Jakarta (ANTARA) – Otoritas Jasa Keuangan (OJK) mengusulkan penerapan konsep universal banking di Area Pusat Finansial Global Indonesia (PFII) Demi menyederhanakan perizinan dan meningkatkan daya tarik investasi Global.
Kepala Eksekutif Pengawas Perbankan OJK Dian Ediana Rae menyampaikan bahwa usulan tersebut sebagai bagian dari penyempurnaan substansi Rancangan Undang-Undang (RUU) tentang PFII.

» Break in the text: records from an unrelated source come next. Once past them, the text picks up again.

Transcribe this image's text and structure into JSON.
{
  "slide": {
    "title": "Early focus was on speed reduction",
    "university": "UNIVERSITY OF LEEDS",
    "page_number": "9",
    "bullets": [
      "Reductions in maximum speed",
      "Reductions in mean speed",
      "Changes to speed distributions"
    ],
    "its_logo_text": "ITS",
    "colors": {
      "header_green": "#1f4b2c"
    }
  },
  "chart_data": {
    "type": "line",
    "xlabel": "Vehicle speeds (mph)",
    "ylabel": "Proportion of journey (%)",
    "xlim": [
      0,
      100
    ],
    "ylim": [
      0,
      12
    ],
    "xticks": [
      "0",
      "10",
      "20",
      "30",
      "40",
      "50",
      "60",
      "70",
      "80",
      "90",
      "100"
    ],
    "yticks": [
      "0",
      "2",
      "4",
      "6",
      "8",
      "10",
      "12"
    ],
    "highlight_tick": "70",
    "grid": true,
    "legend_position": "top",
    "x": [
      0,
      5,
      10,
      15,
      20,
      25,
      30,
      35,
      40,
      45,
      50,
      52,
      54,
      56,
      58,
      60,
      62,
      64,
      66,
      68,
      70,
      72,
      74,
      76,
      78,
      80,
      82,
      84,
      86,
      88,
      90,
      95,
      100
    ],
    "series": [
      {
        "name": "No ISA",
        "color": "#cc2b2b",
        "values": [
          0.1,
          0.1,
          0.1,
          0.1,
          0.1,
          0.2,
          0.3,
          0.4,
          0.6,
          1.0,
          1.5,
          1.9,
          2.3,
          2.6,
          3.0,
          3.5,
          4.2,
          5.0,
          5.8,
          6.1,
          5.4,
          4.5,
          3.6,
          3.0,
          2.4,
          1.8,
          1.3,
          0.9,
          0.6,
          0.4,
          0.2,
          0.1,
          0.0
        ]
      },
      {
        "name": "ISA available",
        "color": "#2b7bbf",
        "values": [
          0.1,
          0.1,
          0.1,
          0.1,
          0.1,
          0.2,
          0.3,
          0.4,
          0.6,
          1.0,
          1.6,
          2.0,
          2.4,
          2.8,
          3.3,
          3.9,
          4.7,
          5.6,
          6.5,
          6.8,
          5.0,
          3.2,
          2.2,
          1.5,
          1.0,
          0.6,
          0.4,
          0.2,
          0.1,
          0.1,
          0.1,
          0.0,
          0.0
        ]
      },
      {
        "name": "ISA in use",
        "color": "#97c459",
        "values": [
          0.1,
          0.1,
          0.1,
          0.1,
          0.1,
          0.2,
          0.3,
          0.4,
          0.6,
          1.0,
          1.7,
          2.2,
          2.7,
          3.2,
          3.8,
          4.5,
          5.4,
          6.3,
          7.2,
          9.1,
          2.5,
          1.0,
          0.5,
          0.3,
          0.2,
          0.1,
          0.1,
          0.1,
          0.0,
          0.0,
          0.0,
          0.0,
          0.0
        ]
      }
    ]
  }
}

“Pengaturan kegiatan universal banking di Area PFII sebagai salah satu instrumen Demi meningkatkan daya tarik investasi Global dengan tetap memenuhi prinsip kehati-hatian dan manajemen risiko,” kata Dian dalam Rapat Dengar Pendapat Standar (RDPU) Panja RUU tentang PFII di Jakarta, Rabu.
Dalam materi pemaparan OJK, universal banking atau bank universal didefinisikan sebagai bank Standar yang menjalankan kegiatan perbankan komersial dan perbankan investasi secara terpadu.
Bank universal dapat menyediakan berbagai layanan keuangan, mulai dari penghimpunan Anggaran, penyaluran kredit, jasa Lampau lintas pembayaran, penjaminan emisi Dampak, manajemen aset, hingga layanan konsultasi dan jasa keuangan lainnya.
Dian Memperhatikan, universal banking dinilai lebih efisien Demi diterapkan di PFII karena menghadirkan layanan jasa keuangan terpadu (one-stop service).
Dengan skema tersebut, pelaku usaha Tak perlu mengurus perizinan secara terpisah Demi setiap sektor, seperti perbankan, asuransi, hingga pasar modal.
Ia menyebut, konsep tersebut sebenarnya telah diakomodasi di dalam Undang-Undang Pengembangan dan Penguatan Sektor Keuangan (UU P2SK) terbaru, meski Tak disebutkan secara eksplisit.
Menjawab pertanyaan wartawan mengenai implementasi universal banking, Dian menjelaskan bahwa konsep serupa telah menjadi praktik di sejumlah pusat keuangan Global.
“Bank itu Dapat melakukan commercial bank, Dapat melakukan investment bank, dan lain-lain, termasuk asuransi dan termasuk mungkin kalau nanti Terdapat izin kripto, misalnya, Dapat juga masuk,” kata Dian.
Ia menilai, penerapan universal banking merupakan salah satu langkah Demi memperkuat kontribusi sektor keuangan terhadap pertumbuhan ekonomi.
Hal ini mengingat Sekeliling 80 persen pembiayaan sektor keuangan nasional Tetap berasal dari perbankan, sehingga ekonomi Indonesia Tetap tergolong bank-driven economy.
Melalui konsep universal banking, kapasitas perbankan diharapkan dapat dimanfaatkan Demi mendorong pertumbuhan sektor jasa keuangan lain, seperti pasar modal, asuransi, dan Anggaran pensiun.
Apabila masing-masing sektor Maju berjalan sendiri-sendiri, Dian Memperhatikan bahwa pertumbuhan industri keuangan akan sulit mengalami perubahan yang signifikan.
“Jadi mudah-mudahan nanti ke depan kita akan Dapat merumuskan universal banking agar di nasional itu lebih eksplisit (lewat RUU PFII),” kata Dian.